The actor Peter Postlethwaite has died age 64. I didn’t know him well. Years in the business and you work with hundreds of people most of whom with the passage of time are forgotten but Peter was one I have always remembered. We worked together at The Mermaid Theatre in London many many years ago and I don’t believe I ever saw him again after that but I remember him not only as an extremely talented actor but a lovely man. Who else was in the cast of that particular production? I don’t remember. See what I mean?
I simply cannot get my mind around why Republican thinking in the United States is so anti a health service. I remember when I was teaching at JMU the Dean of the faculty saying how much he and his wife dreaded falling really ill as, despite private insurance, a long illness would wipe them out. Now this was from fairly well off middle class America, imagine what it is like for those not so fortunate. And my insurance company every month deleted s couple more ailments the policy no longer covered though the premiums of course remained the same.

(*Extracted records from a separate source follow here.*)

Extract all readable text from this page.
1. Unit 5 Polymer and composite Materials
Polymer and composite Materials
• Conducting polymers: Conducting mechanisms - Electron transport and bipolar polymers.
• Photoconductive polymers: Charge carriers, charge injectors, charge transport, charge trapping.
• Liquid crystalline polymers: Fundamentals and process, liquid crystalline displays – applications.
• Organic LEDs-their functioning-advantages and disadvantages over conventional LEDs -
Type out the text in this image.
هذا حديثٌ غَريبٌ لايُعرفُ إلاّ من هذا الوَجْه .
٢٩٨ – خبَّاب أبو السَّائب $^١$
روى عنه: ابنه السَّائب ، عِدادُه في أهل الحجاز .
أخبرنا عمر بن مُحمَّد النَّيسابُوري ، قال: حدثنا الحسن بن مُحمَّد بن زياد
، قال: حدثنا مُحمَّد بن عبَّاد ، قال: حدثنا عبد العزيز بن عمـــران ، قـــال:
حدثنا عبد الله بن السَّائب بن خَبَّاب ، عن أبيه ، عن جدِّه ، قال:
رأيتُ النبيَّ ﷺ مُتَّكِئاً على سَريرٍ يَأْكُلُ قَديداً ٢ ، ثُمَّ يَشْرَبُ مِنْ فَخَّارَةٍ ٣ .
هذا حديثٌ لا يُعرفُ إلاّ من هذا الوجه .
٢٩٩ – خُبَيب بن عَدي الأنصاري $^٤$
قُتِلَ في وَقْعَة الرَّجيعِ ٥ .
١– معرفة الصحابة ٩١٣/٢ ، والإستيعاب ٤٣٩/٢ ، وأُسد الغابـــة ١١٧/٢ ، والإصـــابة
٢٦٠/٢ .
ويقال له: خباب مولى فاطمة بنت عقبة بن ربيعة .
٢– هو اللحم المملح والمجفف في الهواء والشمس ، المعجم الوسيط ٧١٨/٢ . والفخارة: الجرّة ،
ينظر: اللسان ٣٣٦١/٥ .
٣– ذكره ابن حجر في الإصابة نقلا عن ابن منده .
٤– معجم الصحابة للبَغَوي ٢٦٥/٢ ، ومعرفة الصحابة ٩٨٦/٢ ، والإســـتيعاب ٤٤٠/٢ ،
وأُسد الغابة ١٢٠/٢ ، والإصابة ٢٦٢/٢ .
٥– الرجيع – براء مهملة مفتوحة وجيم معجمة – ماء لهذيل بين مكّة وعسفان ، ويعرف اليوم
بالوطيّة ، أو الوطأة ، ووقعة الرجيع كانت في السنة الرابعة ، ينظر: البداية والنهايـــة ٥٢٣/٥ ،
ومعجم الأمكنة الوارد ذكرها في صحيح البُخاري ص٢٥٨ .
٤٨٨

When I was rushed by ambulance into A&E in Athens a few years ago with a suspected heart attack, after an ingestion of drugs and being well seen to by three or four doctors, I was having a cup of tea in the waiting room, sitting there with Douglas and noticed this woman weeping pathetically and, when I asked Douglas what the matter could be, it turned out she had been informed she needed an operation but as a foreigner without insurance she was being turned away.

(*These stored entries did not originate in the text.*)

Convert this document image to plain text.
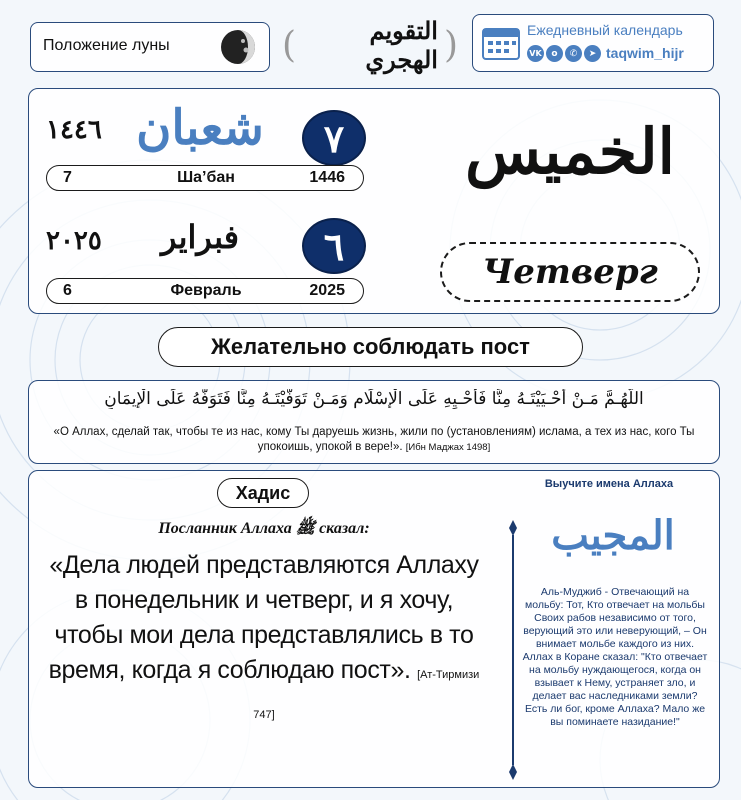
Положение луны	(	التقويم الهجري )	Ежедневный календарь
VK	o	✆	➤ taqwim_hijr
١٤٤٦ شعبان ٧
7	Ша’бан	1446
٢٠٢٥	فبراير	٦
6	Февраль	2025
الخميس
Четверг
Желательно соблюдать пост
اللَّهُـمَّ مَـنْ أَحْـيَيْتَـهُ مِنَّا فَأَحْـيِهِ عَلَى الْإِسْلَامِ وَمَـنْ تَوَفَّيْتَـهُ مِنَّا فَتَوَفَّهُ عَلَى الْإِيمَانِ
«О Аллах, сделай так, чтобы те из нас, кому Ты даруешь жизнь, жили по (установлениям) ислама, а тех из нас, кого Ты упокоишь, упокой в вере!». [Ибн Маджах 1498]
Хадис
Посланник Аллаха ﷺ сказал:
«Дела людей представляются Аллаху в понедельник и четверг, и я хочу, чтобы мои дела представлялись в то время, когда я соблюдаю пост». [Ат-Тирмизи 747]
Выучите имена Аллаха
المجيب
Аль-Муджиб - Отвечающий на мольбу: Тот, Кто отвечает на мольбы Своих рабов независимо от того, верующий это или неверующий, – Он внимает мольбе каждого из них. Аллах в Коране сказал: "Кто отвечает на мольбу нуждающегося, когда он взывает к Нему, устраняет зло, и делает вас наследниками земли? Есть ли бог, кроме Аллаха? Мало же вы поминаете назидание!"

Chris and I are both entitled to treatment through the Greek health system and what a blessing it has been. As one grows older and the body begins to disintegrate it requires more and more looking after and the health system here has been doing it wonderfully well. Chris has had medicines, x-rays, scans, treatment for his back, a laser operation for a hole in a retina and now has a broken arm. Again it was diagnosed, x-rayed and he was supplied with a splint almost immediately, no hanging about. I have been in hospital twice, firstly with pneumonia, secondly for a heart pace maker. Those two sessions in hospital and the operation alone would have cost a great deal of money we simply could not have afforded with the follow-up bonus of drugs for which we pay either 20% or 10% and modern drugs are extremely expensive. The hospital treatment in both cases was simply spendid, my only complaint being hospital food! Nurses in Greek hospitals are there simply for the basics – to administer medicine, take temperatures, blood pressure, take blood, collect samples, fix drips, etcetera. Comfort nursing as I will call it, that is all the extras, is expected from family. They supply all the supplementary nursing that’s needed. Consequently there are no such things as visiting hours. It isn’t unusual even for husbands and wives to share beds if one is looking after the other and it is possible. I mustn’t forget my bout of pneumonia (and years of smoking of course) left me with decidedly dodgy lungs and I have been seeing a specialist once a month for almost a year. There are those with private insurance, there are private clinics, private doctors and medical establishments and the public and private sectors work side by side. Our IKA doctor in Xania sees IKA patients all morning but after one o’clock consultations are private and paid for. The system works well and would save the British National Health a lot of money. The Greek system would save money by cutting the paperwork in half or more and bringing methods up to date.
Douglas is not qualified for IKA so it was just as well, thank the lord, that he could be treated in England for his cancer. Treatment for that here, good as it is I believe, costs a small fortune – unless of course you are in IKA.
The system though, wonderful as it is for those in need of treatment is, like the rest of Greece, heavily in debt, I believe to the tune of 300million euro to the suppliers of drugs and medical equipment. But, like I said, modern medicine is extremely expensive. Maybe this is partly what the Republicans are worried about.

1 comment:

Lewis said...

The NHS in the UK is managed at local level, not by the doctors, but by a horde of bureaucrats under the eye of the hospital employees, excluding the physicians. So the cleaners have more say than the medical professionals.
The bureaucrats, as usual, sponge up the money. This starts at the tax office and reaches right across to the patients, who may well cost the least.
When the bureaucrats in Rome used up more money than the army needed, the soldiers settled down where they were and refused to fight. The Empire fell.